The team took advantage of having the No. 1 pick, their silver lining, by throwing the franchise’s first draft party, inviting fans to watch the TV broadcast at Bank of America Stadium. More than 10,000 showed up. Most had gathered around a massive video screen outside the south entrance when NFL Commissioner Roger Goodell walked to a podium in Radio City Music Hall in New York. “Come on,” a man wearing a Panthers jersey in Charlotte shouted. “Cam! Bring some football to Carolina!” When Goodell announced Newton’s name, the crowd roared. “I’m ecstatic,” Aaron Honore, a fan from Columbia, S.C., said. “This is a better move than we’ve made in a long time. Especially after losing Peppers last season. I was upset about that. He’s a winner. That’s what we need in this organization.”

But Newton couldn’t help the team if there were no games to play. Finally, after months of haggling, players and owners signed a new CBA in late July. Negotiations had been difficult on Richardson. His main role, Goodell says, was to keep other owners updated. After sometimes getting or placing dozens of phone calls a day, few were the nights he didn’t watch the hands on his bedside clock crawl through the early morning hours. But under the new deal, players get about 4% less of total revenue. (Salary caps are higher, which might cut into owners’ gain.) “Jerry led the committee from start to finish,” the commissioner told BNC in an email, “and his impact was second to none.”
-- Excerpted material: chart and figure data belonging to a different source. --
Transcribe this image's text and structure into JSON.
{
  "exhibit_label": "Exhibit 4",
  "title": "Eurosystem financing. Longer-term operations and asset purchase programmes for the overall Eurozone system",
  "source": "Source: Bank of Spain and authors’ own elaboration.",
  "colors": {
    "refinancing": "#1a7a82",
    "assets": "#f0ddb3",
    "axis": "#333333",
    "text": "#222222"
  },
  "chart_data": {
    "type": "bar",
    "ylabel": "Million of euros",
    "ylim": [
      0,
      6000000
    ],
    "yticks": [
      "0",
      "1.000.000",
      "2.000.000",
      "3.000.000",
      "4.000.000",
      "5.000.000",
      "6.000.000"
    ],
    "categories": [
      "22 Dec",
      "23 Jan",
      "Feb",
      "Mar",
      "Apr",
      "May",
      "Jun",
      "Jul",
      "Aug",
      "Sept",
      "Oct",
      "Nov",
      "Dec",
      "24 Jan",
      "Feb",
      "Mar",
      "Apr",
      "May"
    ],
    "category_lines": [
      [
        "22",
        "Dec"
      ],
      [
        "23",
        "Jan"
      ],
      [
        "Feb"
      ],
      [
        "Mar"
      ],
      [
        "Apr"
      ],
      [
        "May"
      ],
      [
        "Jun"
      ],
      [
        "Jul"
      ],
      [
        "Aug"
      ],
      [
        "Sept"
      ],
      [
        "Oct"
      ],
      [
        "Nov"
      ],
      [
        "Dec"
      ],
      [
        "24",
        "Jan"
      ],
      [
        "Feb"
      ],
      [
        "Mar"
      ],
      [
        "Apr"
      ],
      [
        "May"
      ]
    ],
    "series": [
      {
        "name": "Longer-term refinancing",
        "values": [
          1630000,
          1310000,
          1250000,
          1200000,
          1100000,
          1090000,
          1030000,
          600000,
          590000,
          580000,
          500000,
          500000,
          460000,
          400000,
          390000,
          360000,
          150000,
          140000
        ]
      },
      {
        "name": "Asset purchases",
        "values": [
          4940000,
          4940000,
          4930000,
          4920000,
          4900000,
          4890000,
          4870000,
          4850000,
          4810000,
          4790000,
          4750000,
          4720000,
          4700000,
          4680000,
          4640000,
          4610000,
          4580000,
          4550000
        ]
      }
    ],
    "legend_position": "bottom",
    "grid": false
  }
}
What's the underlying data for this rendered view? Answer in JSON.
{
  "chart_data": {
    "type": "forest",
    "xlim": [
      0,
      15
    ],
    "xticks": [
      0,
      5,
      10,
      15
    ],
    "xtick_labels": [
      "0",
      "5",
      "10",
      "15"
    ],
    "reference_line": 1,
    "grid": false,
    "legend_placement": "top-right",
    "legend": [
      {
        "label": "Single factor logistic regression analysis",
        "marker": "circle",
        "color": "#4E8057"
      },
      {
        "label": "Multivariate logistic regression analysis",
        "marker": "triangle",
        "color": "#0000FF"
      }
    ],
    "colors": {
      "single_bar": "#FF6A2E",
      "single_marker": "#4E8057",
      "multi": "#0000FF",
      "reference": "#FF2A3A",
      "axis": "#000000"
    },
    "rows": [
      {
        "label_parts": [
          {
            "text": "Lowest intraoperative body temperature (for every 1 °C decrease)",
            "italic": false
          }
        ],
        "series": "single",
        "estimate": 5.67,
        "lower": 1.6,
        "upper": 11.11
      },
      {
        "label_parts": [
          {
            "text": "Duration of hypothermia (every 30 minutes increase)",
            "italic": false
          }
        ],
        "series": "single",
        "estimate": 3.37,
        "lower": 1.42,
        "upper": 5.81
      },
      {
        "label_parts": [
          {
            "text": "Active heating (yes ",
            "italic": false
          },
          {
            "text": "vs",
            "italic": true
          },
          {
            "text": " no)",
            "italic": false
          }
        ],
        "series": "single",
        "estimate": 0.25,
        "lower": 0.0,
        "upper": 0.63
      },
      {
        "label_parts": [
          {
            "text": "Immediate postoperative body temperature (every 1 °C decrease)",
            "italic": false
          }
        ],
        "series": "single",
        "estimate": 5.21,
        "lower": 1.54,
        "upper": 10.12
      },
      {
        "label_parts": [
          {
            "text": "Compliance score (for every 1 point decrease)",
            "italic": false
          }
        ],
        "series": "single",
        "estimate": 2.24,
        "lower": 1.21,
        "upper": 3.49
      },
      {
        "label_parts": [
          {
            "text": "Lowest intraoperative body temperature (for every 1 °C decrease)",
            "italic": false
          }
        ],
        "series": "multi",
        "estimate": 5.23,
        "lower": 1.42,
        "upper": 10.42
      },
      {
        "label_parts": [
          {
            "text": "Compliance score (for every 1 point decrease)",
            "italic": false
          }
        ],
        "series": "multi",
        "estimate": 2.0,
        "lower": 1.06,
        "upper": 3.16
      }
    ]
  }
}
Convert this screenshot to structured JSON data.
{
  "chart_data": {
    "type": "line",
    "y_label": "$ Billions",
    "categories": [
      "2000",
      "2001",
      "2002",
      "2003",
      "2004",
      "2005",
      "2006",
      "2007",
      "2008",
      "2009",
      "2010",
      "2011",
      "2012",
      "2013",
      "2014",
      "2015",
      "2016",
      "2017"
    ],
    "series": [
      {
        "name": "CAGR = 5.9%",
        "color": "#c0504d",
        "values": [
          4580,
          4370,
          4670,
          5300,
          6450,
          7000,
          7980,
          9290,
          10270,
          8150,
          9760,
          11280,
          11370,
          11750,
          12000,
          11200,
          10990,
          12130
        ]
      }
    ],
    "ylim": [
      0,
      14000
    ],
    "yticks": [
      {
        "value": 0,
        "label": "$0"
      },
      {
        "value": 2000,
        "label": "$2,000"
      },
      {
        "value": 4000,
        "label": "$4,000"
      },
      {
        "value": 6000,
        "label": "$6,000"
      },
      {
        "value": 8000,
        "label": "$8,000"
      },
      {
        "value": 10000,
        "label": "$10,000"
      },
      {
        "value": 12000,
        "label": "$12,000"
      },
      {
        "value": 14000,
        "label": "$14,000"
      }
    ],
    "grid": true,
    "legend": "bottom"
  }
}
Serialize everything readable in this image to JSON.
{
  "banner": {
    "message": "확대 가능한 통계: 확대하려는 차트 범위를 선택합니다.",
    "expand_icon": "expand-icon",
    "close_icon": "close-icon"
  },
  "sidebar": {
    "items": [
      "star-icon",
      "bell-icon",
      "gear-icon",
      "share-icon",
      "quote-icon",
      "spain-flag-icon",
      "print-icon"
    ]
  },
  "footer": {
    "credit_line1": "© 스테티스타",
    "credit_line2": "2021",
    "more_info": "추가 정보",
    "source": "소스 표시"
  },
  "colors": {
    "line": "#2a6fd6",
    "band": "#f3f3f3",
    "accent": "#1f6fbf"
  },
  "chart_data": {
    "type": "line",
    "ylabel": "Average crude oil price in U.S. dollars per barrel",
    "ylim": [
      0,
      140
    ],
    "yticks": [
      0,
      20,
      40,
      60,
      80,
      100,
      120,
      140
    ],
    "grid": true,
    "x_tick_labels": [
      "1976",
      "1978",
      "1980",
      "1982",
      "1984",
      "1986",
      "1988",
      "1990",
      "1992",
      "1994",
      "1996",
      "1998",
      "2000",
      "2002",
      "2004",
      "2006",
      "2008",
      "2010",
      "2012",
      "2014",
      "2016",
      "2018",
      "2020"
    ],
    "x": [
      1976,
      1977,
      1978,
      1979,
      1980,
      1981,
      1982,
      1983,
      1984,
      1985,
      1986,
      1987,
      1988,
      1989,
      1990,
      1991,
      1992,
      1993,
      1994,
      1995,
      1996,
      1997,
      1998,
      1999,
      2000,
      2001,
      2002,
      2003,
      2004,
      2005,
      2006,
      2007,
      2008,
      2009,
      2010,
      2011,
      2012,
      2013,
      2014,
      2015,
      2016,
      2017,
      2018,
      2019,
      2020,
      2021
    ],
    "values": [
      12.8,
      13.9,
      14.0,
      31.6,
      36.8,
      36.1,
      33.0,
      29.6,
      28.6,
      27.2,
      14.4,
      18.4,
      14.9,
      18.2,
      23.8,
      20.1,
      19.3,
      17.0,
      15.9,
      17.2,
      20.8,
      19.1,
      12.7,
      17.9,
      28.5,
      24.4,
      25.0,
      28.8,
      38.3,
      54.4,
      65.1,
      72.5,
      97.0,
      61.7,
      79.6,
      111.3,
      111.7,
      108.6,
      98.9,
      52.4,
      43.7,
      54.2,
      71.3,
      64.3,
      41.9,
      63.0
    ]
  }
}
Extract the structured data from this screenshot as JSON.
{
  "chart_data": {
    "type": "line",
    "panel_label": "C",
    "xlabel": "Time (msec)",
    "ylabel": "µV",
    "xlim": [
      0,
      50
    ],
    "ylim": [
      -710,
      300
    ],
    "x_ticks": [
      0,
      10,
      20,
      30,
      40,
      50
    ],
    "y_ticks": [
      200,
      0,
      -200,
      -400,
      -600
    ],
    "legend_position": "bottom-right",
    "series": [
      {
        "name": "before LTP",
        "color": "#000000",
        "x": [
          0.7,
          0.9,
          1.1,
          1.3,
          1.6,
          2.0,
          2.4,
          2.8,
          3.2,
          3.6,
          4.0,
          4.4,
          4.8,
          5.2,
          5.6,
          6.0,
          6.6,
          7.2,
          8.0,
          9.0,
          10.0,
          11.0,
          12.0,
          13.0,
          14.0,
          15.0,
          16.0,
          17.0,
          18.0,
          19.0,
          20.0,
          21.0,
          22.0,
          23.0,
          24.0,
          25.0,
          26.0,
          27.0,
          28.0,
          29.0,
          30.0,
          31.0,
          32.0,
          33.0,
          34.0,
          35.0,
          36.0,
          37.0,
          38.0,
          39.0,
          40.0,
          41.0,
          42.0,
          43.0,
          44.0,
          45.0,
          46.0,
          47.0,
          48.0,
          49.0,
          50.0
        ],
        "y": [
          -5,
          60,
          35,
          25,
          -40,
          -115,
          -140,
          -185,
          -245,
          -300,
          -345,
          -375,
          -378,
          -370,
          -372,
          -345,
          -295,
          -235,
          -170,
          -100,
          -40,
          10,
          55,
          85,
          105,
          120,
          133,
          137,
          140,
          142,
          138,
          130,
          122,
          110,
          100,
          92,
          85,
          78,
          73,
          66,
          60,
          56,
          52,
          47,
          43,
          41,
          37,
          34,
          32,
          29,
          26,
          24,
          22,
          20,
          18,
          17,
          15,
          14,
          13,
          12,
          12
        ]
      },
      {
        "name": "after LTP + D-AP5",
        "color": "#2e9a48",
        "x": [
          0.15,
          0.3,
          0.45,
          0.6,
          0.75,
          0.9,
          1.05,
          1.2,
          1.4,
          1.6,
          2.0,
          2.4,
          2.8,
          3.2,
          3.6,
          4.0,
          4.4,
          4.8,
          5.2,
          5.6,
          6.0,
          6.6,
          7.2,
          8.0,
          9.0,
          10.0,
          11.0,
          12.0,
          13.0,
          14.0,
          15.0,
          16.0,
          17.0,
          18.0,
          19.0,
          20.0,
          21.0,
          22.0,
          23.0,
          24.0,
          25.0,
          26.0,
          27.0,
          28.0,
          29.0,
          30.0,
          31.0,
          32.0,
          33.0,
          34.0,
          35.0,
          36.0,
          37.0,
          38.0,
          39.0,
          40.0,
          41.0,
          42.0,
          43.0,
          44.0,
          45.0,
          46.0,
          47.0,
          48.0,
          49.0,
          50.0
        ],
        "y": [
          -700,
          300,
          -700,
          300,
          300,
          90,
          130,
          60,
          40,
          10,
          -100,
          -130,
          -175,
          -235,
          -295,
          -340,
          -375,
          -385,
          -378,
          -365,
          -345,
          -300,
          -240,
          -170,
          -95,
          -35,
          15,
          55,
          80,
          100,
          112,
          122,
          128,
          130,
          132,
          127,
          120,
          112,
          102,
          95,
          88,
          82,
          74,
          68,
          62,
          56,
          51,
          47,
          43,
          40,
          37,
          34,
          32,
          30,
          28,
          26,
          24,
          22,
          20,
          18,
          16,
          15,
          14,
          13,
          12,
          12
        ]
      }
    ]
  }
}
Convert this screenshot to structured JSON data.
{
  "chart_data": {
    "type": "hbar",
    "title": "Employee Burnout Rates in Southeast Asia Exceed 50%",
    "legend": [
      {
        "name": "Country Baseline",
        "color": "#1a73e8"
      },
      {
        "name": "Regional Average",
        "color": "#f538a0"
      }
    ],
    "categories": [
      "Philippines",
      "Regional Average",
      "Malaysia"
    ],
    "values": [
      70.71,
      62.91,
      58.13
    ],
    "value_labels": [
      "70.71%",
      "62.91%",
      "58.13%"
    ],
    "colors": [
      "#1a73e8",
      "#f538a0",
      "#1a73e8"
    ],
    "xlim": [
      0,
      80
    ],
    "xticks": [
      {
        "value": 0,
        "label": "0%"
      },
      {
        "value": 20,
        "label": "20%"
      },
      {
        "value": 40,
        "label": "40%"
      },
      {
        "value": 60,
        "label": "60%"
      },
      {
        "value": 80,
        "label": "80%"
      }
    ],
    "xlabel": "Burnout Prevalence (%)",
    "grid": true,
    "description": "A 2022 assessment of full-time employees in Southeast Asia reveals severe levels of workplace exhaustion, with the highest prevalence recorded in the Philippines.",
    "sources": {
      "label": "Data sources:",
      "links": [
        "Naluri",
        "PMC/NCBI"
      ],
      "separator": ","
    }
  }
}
With the lockout behind him, Richardson locked down the backbone of his team. Defensive end Charles Johnson got more than $70 million, linebacker Jon Beason, $50 million, and running back DeAngelo Williams, more than $40 million. Richardson felt vindicated. While visiting Panthers training camp at Wofford in August, he asked reporters, “Does anybody feel just a little bad about calling me cheap last year? Just a smidgen?” He even spent time cultivating a more accessible image, speaking to an Atlanta radio station about the rigors of the lockout, sitting for an interview with a local TV station and appearing on Charlie Rose’s public-television show. But all that paled before Newton’s impact. About 30,000 fans — a record — visited training camp during the four weeks the Panthers were there. Many, such as 14-year-old Montez Gore from Greer, S.C., were there to see him. “I’m actually a Patriots fan. I just like Cam Newton.”

The Panthers didn’t have a great year — finishing 6-10 and missing the playoffs — but Newton did. In his first game, he broke the passing record for a rookie (422 yards), then broke it again in his second (432 yards). He finished the year with 4,051 passing yards (10th in the NFL), becoming the first rookie to pass the 4,000-yard milestone, and threw 21 touchdown passes (11th in the NFL). His 14 rushing touchdowns not only ranked second in the league but broke the season record for any quarterback ever. When a Twitter account was created to encourage Chiquita Brands International Inc. to move its headquarters from Cincinnati to Charlotte, posts pitched his presence, along with nice golf courses and good weather. A local radio station called him “Black Jesus” and compared his potential — both athletic and commercial — with that of Michael Jordan and Tiger Woods. TV ratings increased 14% in the Charlotte, 56% in the Greensboro-Winston-Salem and 42% in the Raleigh-Durham markets. The quarterback the Panthers weren’t sure they wanted, the one who had fallen into their lap, was their best and most popular asset.

“What was so frustrating to me was that our supporters had lost hope,” Richardson told Observer sports columnist Tom Sorensen. “I think people [now] have hope, enormous hope, in fact.” He is among them. During the Panthers’ 48-16 victory over the Tampa Bay Buccaneers in week 16, Newton found a seam in the line and burst toward the goal. Standing in his box above the end zone, Richardson looked down at him. “He’s running toward me,” he told Sorensen, “and I could see him smiling at the 25-yard line. It was perfect. He was running straight to me.” Luck, once again, was coming his way.